De plus, l’article 1103 du code civil dispose que les contrats légalement formés tiennent lieu de loi à ceux qui les ont faits.
En l’espèce, la société COLAS FRANCE verse à l’appui de sa demande :
- le devis du 30 janvier 2024, - l’acte d’engagement entre les deux sociétés du même jour, - la facture établie le 26 mars 2024 pour un montant de 68 964 euros TTC , - le procès-verbal de réception du 3 juin 2024, - le certificat de paiement d’un montant de 47 190 euros, - le courrier recommandé de mise en demeure du 10 octobre 2024, pour la somme de 47 184 euros.
En conséquence, l’existence de l’obligation de paiement imputable à la SCCV [Adresse 8] n’étant pas sérieusement contestable, il convient de la condamner à payer à la société COLAS FRANCE, à titre de provision, la somme de 41 184 euros TTC (conformément à l’assignation), avec intérêts de retard calculés sur la base du taux appliqué par la Banque centrale européenne, majoré de huit points à compter du 11 mai 2024, lendemain de la date d’échéance de la facture.

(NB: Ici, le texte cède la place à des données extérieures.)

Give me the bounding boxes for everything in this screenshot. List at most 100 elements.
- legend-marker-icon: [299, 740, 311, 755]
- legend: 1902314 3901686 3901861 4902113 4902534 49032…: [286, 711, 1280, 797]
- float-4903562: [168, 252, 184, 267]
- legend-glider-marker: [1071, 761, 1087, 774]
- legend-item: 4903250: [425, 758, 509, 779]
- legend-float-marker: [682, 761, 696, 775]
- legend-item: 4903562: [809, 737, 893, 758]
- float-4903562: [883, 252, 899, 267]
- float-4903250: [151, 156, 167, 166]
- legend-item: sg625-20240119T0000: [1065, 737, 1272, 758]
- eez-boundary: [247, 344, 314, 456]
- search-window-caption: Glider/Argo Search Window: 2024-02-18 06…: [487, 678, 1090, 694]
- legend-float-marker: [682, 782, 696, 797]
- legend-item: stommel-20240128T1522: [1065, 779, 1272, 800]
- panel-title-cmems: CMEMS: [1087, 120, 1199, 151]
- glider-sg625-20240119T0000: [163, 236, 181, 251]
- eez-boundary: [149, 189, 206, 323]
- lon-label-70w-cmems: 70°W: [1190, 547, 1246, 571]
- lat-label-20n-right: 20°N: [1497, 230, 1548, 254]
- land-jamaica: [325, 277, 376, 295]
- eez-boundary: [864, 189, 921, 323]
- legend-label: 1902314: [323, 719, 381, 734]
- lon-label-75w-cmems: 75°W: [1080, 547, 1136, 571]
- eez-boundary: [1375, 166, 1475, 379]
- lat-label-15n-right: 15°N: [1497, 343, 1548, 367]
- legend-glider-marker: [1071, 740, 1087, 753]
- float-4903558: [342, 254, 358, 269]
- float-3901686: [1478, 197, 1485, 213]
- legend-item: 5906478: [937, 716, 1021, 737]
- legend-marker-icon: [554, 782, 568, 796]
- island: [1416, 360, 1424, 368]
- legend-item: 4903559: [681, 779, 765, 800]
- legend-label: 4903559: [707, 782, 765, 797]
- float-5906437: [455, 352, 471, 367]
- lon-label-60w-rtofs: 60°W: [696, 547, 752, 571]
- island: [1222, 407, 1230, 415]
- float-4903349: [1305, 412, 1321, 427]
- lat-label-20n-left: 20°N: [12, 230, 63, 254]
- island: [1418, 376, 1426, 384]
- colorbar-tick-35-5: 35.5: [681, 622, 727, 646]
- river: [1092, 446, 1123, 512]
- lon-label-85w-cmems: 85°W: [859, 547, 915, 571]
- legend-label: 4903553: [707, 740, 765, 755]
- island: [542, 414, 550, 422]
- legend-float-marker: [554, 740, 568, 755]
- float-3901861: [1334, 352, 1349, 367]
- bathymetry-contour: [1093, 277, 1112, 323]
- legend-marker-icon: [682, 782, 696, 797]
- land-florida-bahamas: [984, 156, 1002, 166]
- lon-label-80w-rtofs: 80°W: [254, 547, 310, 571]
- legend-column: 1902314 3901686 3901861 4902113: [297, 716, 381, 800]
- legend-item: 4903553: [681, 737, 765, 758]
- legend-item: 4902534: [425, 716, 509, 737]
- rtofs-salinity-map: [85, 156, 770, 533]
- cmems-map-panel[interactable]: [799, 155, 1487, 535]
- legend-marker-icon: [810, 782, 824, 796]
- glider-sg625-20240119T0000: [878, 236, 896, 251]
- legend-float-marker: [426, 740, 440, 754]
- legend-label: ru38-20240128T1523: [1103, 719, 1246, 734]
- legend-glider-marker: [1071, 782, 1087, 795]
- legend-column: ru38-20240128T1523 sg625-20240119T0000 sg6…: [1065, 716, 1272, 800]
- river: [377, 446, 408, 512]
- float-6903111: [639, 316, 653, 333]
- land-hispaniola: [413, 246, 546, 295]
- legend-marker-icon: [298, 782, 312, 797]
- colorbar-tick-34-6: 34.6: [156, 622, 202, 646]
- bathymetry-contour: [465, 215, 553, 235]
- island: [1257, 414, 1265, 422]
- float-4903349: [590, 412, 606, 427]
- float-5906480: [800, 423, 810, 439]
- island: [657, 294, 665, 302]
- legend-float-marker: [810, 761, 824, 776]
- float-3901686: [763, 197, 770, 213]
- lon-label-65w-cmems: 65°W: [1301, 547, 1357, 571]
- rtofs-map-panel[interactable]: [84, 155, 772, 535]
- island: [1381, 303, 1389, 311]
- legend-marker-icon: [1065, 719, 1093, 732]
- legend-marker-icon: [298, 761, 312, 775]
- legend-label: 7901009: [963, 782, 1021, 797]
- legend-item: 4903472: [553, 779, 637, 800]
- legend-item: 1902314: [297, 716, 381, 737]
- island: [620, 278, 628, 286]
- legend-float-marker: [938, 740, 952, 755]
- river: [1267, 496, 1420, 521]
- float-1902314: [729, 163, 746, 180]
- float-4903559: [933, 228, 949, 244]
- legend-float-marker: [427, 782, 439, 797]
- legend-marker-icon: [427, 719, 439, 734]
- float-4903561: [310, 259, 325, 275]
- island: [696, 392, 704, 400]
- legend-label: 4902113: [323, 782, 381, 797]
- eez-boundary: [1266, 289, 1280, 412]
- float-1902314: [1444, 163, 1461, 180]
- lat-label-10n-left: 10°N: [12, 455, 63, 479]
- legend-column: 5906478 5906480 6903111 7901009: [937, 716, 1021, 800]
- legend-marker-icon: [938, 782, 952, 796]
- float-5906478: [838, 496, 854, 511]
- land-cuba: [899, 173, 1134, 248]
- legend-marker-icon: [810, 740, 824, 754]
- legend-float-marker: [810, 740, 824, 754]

Sur la demande de la société COLAS FRANCE en paiement d’indemnité de recouvrement :
Conformément à l’article L. 441-10 (II) du code de commerce, la société COLAS FRANCE est fondée à réclamer à la SCCV [Adresse 8] le paiement d’une indemnité forfaitaire de recouvrement d’un montant de 40 euros.
Sur les autres demandes :
Il s’avère inéquitable de laisser à la charge de la société COLAS FRANCE, la totalité des frais, non compris dans les dépens, qu’elle a dû exposer dans le cadre de la présente instance.
Aussi, il y a lieu de condamner la SCCV [Adresse 8] à lui payer la somme de 1 000 euros, en application de l’article 700 du code de procédure civile.
Conformément à l’article 696 du code de procédure civile, la SCCV VILLA RUBAN BLEU, partie perdante au procès, sera condamnée aux dépens de la présente procédure.